Sometimes I think I’m a bluebird, hanging in the air, putting off for as long as I can the time when I have to return.
Even birds can’t fly forever.
I have big dreams. I’ll be a world-class diver. I’ll go to the Olympics. I can do a swan with a half twist; the lifeguard says that’s a good start.
Our father was a swimmer. Camille says he taught both of us to swim when I was three years old, which is why I don’t really remember. I only know I’ve been able to swim forever. Now I know my father’s hands were under my stomach when I kicked to get to the side and hold the blue rail, thinking my life depended on getting there as fast as I could. I have fragments of memory: pieces of our father, but it could have been someone else. I have only Camille to tell me if I’m wrong. Most times she’s pretty good at it.
I don’t remember his face. Or his voice. I don’t know if he cheered us on, but I think he must have, or I wouldn’t love it like I do. I wouldn’t be a natural.
He’s what I think about when I’m up here, when I’m tumbling through the air, when everything’s perfect. And I still ask Camille about him.
“What did he look like?”
“He wore blue trunks,” Camille says. “And a white cap.”
I’ve never seen a man wear a cap, but Camille says he did it for his ears. “He got a lot of ear infections.”
“Did he like to dive, too?
Camille thinks there was only a small board then. She remembers he walked slowly to the very end of it, balanced on his toes, and closed his eyes like he was praying. When he did dive, there was nothing spectactular about it. Nothing like we see on the TV. Our father, Camille says, didn’t have a lot of flair. We think this is one of the things that bothered our mother.
Camille was five when he left us. She knows our mother was not easy to live with.
“She yelled every time he came home, sometimes late and the dinner was ruined, sometimes early and it wasn’t ready yet, and what does he expect of her if he can’t give her a schedule to work on?”

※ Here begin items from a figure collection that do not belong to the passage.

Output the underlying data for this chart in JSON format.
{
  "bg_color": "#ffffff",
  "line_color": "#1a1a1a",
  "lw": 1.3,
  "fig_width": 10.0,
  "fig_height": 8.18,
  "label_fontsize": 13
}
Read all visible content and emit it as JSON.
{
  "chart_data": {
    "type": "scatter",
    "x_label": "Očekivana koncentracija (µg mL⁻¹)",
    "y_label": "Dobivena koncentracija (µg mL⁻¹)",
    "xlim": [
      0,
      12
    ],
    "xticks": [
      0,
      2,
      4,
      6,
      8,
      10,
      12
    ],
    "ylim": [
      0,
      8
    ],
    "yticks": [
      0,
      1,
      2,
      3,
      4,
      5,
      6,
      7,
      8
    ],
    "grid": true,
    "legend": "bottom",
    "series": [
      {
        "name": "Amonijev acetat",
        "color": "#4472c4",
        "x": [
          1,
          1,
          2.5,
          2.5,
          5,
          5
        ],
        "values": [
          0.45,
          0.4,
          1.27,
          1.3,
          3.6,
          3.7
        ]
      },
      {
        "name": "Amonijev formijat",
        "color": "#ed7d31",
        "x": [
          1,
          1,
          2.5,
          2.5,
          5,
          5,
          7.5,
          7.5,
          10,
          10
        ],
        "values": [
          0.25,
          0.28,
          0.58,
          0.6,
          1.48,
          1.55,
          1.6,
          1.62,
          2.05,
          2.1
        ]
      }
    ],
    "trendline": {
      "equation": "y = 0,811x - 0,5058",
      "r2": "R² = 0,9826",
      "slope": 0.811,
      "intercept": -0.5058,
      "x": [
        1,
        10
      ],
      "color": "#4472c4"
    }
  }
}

Camille is good at being our mother and reliving those last days. Otherwise, I wouldn’t know what was what.
“He just couldn’t get it right,” Camille says. “And that was it. He stopped trying. You can’t expect a man to stay around if there’s no winning.”
Sometimes I look at our father’s picture and try to remember him. In the picture he’s standing in front of our house on India Street, and the lawn is spread out in front of him. He’s holding a silver thermos under his arm and wearing work clothes with splotches of paint and a tear at the elbow. It’s a green shirt, and underneath, where his bony elbow sticks out, he’s wearing a white thermal. He has skinny legs. The belt at his waist makes his pants bunch. The soles of his boots are worn to almost nothing. He’s looking into the camera and I know his eyes are brown, because Camille told me.
Camille says I look more like him than she does. I have my father’s brown eyes. Camille says he always looked hungry, and I have the same kind of thinness; a down-to-bone look that people find alarming.
Camille resembles our father in temperament. Our mother says Camille could challenge a mule in stubbornness and win nine times out of ten, “just like your father.” Our mother says she knows only one other person than Camille to make up their mind so quick and permanent, our father.
I think I remember hearing him call us into dinner. I think he may be the shadow setting the table, drinking coffee, reading the newspaper to us, singing along to a Johnny Mathis Christmas album. But Camille says I want it so bad, I’m dreaming it, and this could be equally true.
On the back of his picture our father wrote:
Dad
India St.
1991
I move like I’m gravity, like it’s not a decision.
Standing on my toes, on the edge of the high dive, the water looks as clear and blue as the sky.
In my head there’s the possibility that this moment isn’t here yet, that maybe I’m not born. I could be an idea. Or I could be realized, and life is standing still. For this moment, the world has stopped.
I have perfect balance. The wind moves around me. My heart is as light and bright as the sun. I am as light as a sparrow bone, and for one moment I am everything that can’t be caught and held.
Then I’m passing through the air, turning, arms drawn in, toes pointed. My chin rests on my chest. I believe I have a chance at anything: one full revolution.